5. A sample completion method based on encryption migration learning is characterized in that the sample completion method based on encryption migration learning is applied to a second terminal, and comprises the following steps:

6. The method according to claim 5, wherein the step of computing the second cryptographic completion characteristic according to a second predetermined computation rule to obtain a second completion characteristic comprises:

7. The method as claimed in claim 5, wherein the step of training the initial features of the second sample based on the feature intersection to obtain a second encrypted feature model, sending the second encrypted feature model to the first terminal, so that the first terminal predicts the missing features of the first sample according to the second encrypted feature model to obtain first encrypted completion features, and performs an operation on the first encrypted completion features according to a first preset operation rule to obtain first completion features includes:

8. The method for sample completion based on encryption migration learning according to claim 5, wherein the step of training according to the initial feature of the second sample, the second completion feature and the initial label of the second sample to obtain a second encryption labeling model, sending the second encryption labeling model to the first terminal, so that the first terminal predicts the label missing from the first sample based on the second encryption labeling model, the initial feature of the first sample and the first completion feature to obtain a first encryption completion label, and calculates the first encryption completion label according to a third preset calculation rule to obtain the first completion label comprises:

9. A terminal, characterized in that the terminal comprises: memory, a processor and a exemplar complementation program based on Cryptographic transfer learning stored on the memory and executable on the processor, which when executed by the processor implements the steps of the exemplar complementation method based on Cryptographic transfer learning according to any one of claims 1 to 4.

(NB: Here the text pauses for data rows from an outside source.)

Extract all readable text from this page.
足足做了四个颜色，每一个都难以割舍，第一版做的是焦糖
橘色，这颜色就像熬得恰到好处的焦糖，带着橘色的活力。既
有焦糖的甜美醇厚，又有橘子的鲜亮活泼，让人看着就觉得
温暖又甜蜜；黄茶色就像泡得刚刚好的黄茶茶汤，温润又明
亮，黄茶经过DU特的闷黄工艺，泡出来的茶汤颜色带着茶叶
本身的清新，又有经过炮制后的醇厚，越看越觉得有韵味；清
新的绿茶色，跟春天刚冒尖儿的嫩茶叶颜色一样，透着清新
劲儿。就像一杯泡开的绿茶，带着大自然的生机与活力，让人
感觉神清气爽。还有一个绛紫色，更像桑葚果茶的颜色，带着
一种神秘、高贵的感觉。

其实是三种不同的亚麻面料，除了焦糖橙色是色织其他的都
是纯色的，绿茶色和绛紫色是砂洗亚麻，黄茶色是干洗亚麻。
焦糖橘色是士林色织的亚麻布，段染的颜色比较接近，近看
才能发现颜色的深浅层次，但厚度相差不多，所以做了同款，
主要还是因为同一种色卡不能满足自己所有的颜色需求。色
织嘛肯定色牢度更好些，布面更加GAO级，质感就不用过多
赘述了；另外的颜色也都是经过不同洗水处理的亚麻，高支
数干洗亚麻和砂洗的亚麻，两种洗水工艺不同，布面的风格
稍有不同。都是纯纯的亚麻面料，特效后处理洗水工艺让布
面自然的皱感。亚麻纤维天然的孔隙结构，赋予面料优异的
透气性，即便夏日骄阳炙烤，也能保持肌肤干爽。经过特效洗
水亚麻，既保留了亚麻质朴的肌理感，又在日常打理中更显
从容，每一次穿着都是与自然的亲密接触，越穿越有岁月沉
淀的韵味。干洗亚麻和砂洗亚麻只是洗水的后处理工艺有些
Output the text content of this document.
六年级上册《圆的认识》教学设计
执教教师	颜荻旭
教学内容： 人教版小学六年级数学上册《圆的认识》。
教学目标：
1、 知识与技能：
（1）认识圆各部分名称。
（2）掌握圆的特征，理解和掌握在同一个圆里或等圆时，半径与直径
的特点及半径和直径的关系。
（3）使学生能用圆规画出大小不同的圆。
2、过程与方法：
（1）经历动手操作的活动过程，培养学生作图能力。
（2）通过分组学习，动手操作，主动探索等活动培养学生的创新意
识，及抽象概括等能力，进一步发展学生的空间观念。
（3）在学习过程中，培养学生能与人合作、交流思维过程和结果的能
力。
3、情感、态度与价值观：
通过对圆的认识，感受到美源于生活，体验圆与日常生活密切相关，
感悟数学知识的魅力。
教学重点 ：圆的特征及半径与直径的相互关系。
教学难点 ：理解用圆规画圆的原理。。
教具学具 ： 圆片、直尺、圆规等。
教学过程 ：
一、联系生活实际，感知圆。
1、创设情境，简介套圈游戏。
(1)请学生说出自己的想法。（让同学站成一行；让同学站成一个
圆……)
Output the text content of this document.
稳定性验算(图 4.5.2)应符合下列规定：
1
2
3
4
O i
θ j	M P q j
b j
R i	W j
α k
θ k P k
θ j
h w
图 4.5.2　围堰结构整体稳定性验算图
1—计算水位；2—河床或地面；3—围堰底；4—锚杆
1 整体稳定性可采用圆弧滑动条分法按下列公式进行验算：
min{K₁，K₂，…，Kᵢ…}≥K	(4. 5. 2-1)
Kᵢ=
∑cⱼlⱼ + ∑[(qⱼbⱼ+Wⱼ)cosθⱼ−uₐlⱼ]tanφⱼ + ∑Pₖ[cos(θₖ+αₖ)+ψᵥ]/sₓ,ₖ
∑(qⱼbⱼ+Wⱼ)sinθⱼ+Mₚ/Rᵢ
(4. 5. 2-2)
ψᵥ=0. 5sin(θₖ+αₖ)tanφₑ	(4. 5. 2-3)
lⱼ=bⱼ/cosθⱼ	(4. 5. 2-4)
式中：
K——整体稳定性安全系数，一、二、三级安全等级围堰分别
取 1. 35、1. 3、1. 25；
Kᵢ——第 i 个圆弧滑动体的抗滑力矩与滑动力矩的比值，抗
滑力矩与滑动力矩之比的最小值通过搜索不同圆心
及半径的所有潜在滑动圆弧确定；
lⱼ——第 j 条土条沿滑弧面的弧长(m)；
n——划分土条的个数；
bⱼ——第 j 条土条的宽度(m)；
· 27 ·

10. A terminal, characterized in that the terminal comprises: memory, a processor and a exemplar complementation program based on Cryptographic transfer learning stored on the memory and executable on the processor, which when executed by the processor implements the steps of the exemplar complementation method based on Cryptographic transfer learning according to any one of claims 5 to 8.

11. A system for performing exemplar completion based on migratory learning, the system comprising: at least one first terminal and at least one second terminal, the first terminal being the terminal of claim 9 and the second terminal being the terminal of claim 10.

12. A storage medium applied to a computer, wherein a sample completion program based on encryption migration learning is stored on the storage medium, and when being executed by a processor, the sample completion program based on encryption migration learning realizes the steps of the sample completion method based on encryption migration learning according to any one of claims 1 to 8.